- Cover of The Best of David Jove's New Wave Theatre, Volume 2
- Genre: Variety Music
- Written by: David Jove Ed Ochs
- Directed by: David Jove
- Presented by: Peter Ivers
- Opening theme: "American Music" by The Blasters
- Country of origin: United States
- Original language: English

Production
- Running time: 28 minutes
- Production company: All World Stage

Original release
- Network: USA Network
- Release: 1982 – 1983

= New Wave Theatre =

New Wave Theatre is a television program that was broadcast locally in the Los Angeles area on UHF channel 18 and eventually on the USA Network as part of the late night variety show Night Flight during the early 1980s. The show was created and produced by David Jove, who also wrote the program with Billboard magazine editor Ed Ochs. It was noted for showcasing rising punk and new wave acts, including Bad Religion, Fear, the Dead Kennedys, 45 Grave, The Angry Samoans and The Circle Jerks.

==Format==

Peter Ivers, a Harvard-educated musician, was the host for the entire run of the show. The format was extremely loose, in part because of the desire to maintain the raw energy of the live performances, as well as the limited production budget. The program was presented in a format dubbed live taped. The action was shot live and the video was then spliced with video clips, photos and graphics of everything from an exploding atomic bomb to a woman wringing a chicken's neck.

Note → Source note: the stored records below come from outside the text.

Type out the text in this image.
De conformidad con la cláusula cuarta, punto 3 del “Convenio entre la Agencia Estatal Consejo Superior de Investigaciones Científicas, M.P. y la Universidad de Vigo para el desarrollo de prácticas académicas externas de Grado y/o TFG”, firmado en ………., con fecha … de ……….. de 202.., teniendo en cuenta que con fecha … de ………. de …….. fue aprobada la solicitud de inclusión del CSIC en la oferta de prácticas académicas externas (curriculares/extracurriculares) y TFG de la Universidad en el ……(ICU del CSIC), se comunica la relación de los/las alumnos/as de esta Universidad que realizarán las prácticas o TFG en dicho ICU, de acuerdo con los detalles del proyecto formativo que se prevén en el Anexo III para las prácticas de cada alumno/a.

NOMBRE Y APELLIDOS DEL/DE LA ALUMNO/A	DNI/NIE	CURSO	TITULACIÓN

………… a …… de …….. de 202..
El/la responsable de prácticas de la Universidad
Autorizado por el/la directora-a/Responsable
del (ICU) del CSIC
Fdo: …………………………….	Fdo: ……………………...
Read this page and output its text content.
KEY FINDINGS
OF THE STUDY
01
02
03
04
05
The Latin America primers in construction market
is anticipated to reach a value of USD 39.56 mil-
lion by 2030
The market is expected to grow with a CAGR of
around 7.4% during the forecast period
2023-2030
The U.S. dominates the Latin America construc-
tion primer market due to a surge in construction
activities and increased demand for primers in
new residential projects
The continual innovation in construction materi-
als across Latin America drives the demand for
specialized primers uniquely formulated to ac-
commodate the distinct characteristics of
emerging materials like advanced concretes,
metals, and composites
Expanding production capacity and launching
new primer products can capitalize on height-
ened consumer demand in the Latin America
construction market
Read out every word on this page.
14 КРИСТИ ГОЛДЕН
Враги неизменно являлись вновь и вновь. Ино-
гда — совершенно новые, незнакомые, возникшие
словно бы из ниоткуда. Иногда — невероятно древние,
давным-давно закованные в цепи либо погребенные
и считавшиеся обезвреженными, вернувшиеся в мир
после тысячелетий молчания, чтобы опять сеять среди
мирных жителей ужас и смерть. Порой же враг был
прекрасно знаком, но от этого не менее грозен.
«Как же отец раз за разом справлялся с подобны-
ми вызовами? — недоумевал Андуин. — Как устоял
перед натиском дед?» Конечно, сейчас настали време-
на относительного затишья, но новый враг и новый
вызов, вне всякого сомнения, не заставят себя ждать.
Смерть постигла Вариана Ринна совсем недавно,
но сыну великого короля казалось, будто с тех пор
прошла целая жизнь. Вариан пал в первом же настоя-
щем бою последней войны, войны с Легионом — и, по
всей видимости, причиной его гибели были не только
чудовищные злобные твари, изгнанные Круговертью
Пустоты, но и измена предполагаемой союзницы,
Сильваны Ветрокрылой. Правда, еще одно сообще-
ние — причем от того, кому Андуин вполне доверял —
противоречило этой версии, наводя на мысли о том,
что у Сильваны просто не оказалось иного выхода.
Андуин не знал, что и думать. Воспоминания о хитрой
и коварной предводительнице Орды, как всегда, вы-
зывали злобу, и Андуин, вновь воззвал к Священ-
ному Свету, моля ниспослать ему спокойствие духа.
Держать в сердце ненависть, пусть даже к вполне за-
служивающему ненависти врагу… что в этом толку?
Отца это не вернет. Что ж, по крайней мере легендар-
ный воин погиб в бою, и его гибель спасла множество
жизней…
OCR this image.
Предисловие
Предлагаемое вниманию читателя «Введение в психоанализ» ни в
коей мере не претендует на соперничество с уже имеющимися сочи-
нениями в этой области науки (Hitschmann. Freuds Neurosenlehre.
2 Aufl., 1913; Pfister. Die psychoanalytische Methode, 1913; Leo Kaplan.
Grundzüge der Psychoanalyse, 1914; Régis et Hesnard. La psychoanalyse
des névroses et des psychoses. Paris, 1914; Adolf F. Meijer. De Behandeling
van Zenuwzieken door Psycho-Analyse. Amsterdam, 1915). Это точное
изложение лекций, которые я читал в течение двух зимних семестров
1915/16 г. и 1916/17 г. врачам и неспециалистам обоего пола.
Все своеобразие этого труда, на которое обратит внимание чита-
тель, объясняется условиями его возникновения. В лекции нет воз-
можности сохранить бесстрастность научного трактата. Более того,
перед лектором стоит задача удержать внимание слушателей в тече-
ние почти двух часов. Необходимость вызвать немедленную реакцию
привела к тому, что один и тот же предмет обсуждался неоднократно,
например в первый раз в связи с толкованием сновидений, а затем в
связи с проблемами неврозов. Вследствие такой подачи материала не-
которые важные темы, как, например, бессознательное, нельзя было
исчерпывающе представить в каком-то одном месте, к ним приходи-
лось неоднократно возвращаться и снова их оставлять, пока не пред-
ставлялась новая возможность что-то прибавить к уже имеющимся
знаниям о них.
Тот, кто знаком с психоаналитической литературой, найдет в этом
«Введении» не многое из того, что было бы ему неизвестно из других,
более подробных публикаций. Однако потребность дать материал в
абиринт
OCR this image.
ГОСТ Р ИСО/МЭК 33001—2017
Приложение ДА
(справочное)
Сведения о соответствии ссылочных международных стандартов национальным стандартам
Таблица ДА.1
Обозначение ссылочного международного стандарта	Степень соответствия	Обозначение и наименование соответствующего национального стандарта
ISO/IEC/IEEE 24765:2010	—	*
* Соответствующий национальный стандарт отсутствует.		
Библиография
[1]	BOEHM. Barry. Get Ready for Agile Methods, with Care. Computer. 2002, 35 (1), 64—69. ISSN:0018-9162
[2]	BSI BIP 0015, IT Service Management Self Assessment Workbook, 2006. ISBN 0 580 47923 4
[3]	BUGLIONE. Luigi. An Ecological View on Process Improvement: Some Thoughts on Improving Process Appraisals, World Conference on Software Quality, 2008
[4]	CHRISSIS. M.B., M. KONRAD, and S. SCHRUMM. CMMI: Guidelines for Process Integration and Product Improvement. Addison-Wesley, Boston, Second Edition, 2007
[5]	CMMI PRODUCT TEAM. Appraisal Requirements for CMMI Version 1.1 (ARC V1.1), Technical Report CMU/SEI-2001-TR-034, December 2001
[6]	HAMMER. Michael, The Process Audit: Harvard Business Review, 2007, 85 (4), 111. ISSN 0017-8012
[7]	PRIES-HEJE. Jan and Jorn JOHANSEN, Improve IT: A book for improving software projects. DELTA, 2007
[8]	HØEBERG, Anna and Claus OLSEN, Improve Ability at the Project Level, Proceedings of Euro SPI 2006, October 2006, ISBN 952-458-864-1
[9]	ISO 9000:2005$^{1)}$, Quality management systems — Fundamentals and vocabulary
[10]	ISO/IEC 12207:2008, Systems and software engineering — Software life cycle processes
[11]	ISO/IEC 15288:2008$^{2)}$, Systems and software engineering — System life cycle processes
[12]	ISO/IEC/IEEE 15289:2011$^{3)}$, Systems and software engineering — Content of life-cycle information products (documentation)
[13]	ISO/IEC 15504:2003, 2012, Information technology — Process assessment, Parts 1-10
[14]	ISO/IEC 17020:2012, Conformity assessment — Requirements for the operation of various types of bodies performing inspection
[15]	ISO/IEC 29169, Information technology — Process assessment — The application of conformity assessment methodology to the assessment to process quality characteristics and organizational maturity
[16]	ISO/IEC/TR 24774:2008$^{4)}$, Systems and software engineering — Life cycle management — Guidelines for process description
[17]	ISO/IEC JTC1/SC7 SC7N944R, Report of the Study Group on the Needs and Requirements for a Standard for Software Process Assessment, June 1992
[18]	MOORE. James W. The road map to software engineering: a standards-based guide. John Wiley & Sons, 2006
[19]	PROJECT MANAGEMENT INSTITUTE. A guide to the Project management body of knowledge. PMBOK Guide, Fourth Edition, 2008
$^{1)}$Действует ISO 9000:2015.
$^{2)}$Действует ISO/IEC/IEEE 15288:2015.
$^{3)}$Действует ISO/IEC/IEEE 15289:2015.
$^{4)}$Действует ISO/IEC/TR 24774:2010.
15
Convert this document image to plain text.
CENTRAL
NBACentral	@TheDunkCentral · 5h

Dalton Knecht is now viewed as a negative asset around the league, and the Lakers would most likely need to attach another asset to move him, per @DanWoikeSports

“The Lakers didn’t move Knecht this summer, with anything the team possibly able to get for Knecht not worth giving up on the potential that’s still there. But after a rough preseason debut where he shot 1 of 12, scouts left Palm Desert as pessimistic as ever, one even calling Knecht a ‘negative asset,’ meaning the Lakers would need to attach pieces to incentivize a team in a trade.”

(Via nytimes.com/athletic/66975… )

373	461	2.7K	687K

The show started with a montage of clips from punk and new wave acts while the title appeared and the theme song, an abrupt mixture of Fear's "Camarillo" and The Blasters' "American Music", played. Ivers would appear at the beginning and end of each show wearing dark glasses, spouting a stream of consciousness spiel about life, art and music. Besides the top-billed music acts, short skits were shown, including Sri Maharooni, a chain-smoking Indian fakir speaking about the meaning of life, and Chris Genkel (played by actor Robert Roll), a pitchman hawking bizarre products for "gherkins" from his company, Genkel Wax Works, in Adonai, Illinois. Celebrities, including Debra Winger and Beverly D'Angelo, were known to show up at NWTs tapings. Elvira, Mistress of the Dark, who'd just begun hosting Elvira's Movie Macabre on KHJ-TV, appeared on Episode #2 and delivered one of the Genkel Wax Works commercials that week.

New Wave Theatre came to an end in March 1983 when Ivers was found bludgeoned to death in his LA apartment."

Rhino Video released two volumes of the best of New Wave Theatre in 1991 (Rhino Video numbers RNVD 2903 and RNVD 2904). Both are out of print but used copies are not hard to find.

==The Top==
Ivers' friend, movie producer/director/writer Harold Ramis, offered Jove help and the result was a pilot show for local TV (KTLA) called The Top directed by Jove, produced by the then prolific music video producer Paul Flattery (he and Jove first collaborated on "Stop In The Name Of Love", a video for The Hollies, which incorporated many of Jove's signature public domain footage montages) and executive produced by Ramis. Ramis basically lent his name (as well as industry clout, contacts and credibility) to the show which was conceived partially to continue the spirit of New Wave Theatre but also to take advantage of the then-emerging music video scene. (Flattery's music video resume was a who's who of the 80s).

Chevy Chase was the initial host but during the taping of his monologue at the head of the show, he went off-script and invited a drunk audience member on stage with him. After hurling the guy off-stage, a fight broke out between Chase and the audience and Chase walked off the show. Filming continued and then a week later, inserts were shot with Andy Kaufman as the host (in his last public appearance). The Top got good ratings but despite enlisting Rodney Dangerfield, Bill Murray, Dan Aykroyd, Cyndi Lauper and The Romantics to perform during the pilot, the relationship between all of the parties - Jove, Flattery, Ramis and the KTLA executives - was so damaged by Jove's often bizarre and erratic behavior that no more episodes were produced.